TCS Daily


The Development Consensus

By Alan Oxley - June 7, 2004 12:00 AM

Zealots regularly make the mistake of assuming that others accept the rightness of their cause. That's why Greens run into brick walls, like developing countries. The recent "Copenhagen Consensus" of a group of the world's leading economists that global warming is at the bottom of the list of what needs to be done to improve global welfare clearly shows why.

In 1992, Europe's Greens launched the Rio Summit in the United Nations to make the environment the leading global issue. Their first mistake was to take the United Nations at face value. It is a cynical place. Governments commit to human rights while denying them at home, call for peace while waging war, support free trade while practicing protection and abjure corruption while living corruptly. The UN is a good place for pious positioning.

Developing countries over time have burnished their own positioning. They have shaped well-worn positions that relieve them of obligations. A standard recitation is 'Lack of aid is the cause of underdevelopment' (or 'the colonial past' if you are African). They will support any proposition provide it restates these mantras and establishes yet another fund to provide more aid or technology. The Greens evidently didn't realize it is a game.

At Rio, developing countries played it. They would support a UN summit on environment provided it was coupled to development. So it was styled the "UN Conference on Environment and Development" (UNCED). They agreed environment could become a leading issue in the UN provided that rich countries took full responsibility for degradation of the environment, that developing countries would be free of commitments to improve it, and that rich countries would supply money and technology.

When the UN Framework Convention on Climate Change was adopted at the Rio Summit, it was basically on those terms. The game was replayed when the Kyoto Protocol was developed several years later. It requires only rich countries to reduce greenhouse gas emissions. Developing countries will only take action if they feel like it and provided they receive money and technology.
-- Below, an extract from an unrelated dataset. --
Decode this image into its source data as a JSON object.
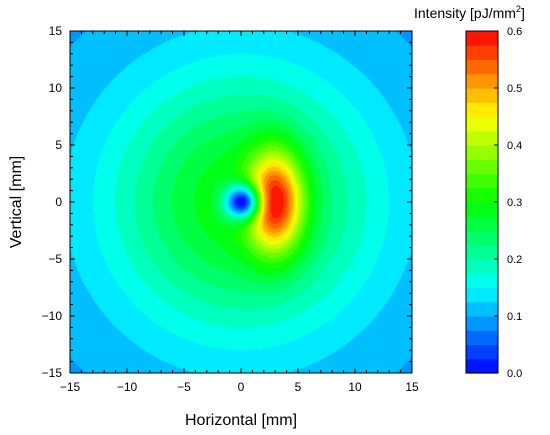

The second mistake of the European Greens was to believe that developing countries meant more than what they said. Environment Ministers from the Netherlands, Austria, Sweden and Germany still make pathetic speeches claiming that developing countries will follow suit if rich countries set the example and cut greenhouse gases. Developing countries have consistently refused to accept any commitments.

European Environment Ministers were confronted with this hard fact at the second UN Environment and Development Summit held ten years after Rio in Johannesburg. They suggested it was time developing countries accept commitments to cut greenhouse gases. They were bluntly rebuffed. They tried at the meeting of Parties to the Kyoto Protocol in Bonn as well with the same result.

Developing countries have always seen the environment in a different light. Western Greens focus on climate change, toxic metals, chemical contamination, forests, dams, mining, protection of biodiversity and endangered species. Nearly 10 years ago, The World Bank's annual World Development Report reviewed the environmental priorities among developing countries. The first was making water potable, second was clean air, then removal of solid waste and after that urban planning.

Danish statistician and author of the global best-seller "The Skeptical Environmentalist" Bjorn Lomborg got a group of the world's leading economists together last month in Copenhagen to answer the question: "If you had $50 billion to spend, what would best improve global welfare, particularly in developing countries?" They reviewed the big problems on the UN's agenda: civil conflict, climate change, communicable diseases, education, financial stability, governance, hunger and malnutrition, migration, trade reform, water and sanitation.

In what they termed the "Copenhagen Consensus," their answer was the money spent on control of HIV/Aids, improvement of nutrition, trade liberalization, control of malaria, development of new agricultural technology and new water technology would provide the greatest benefit. Measures to abate climate change were rated last.

Developing countries know this and will not shift. Europe's Green have committed the EU to go ahead and cut greenhouse gas emissions on their own. Economic and energy ministries in Europe are starting to calculate the cost of this to Europe. They may well be the next brick wall.

Alan Oxley is Australia's former Ambassador to the GATT.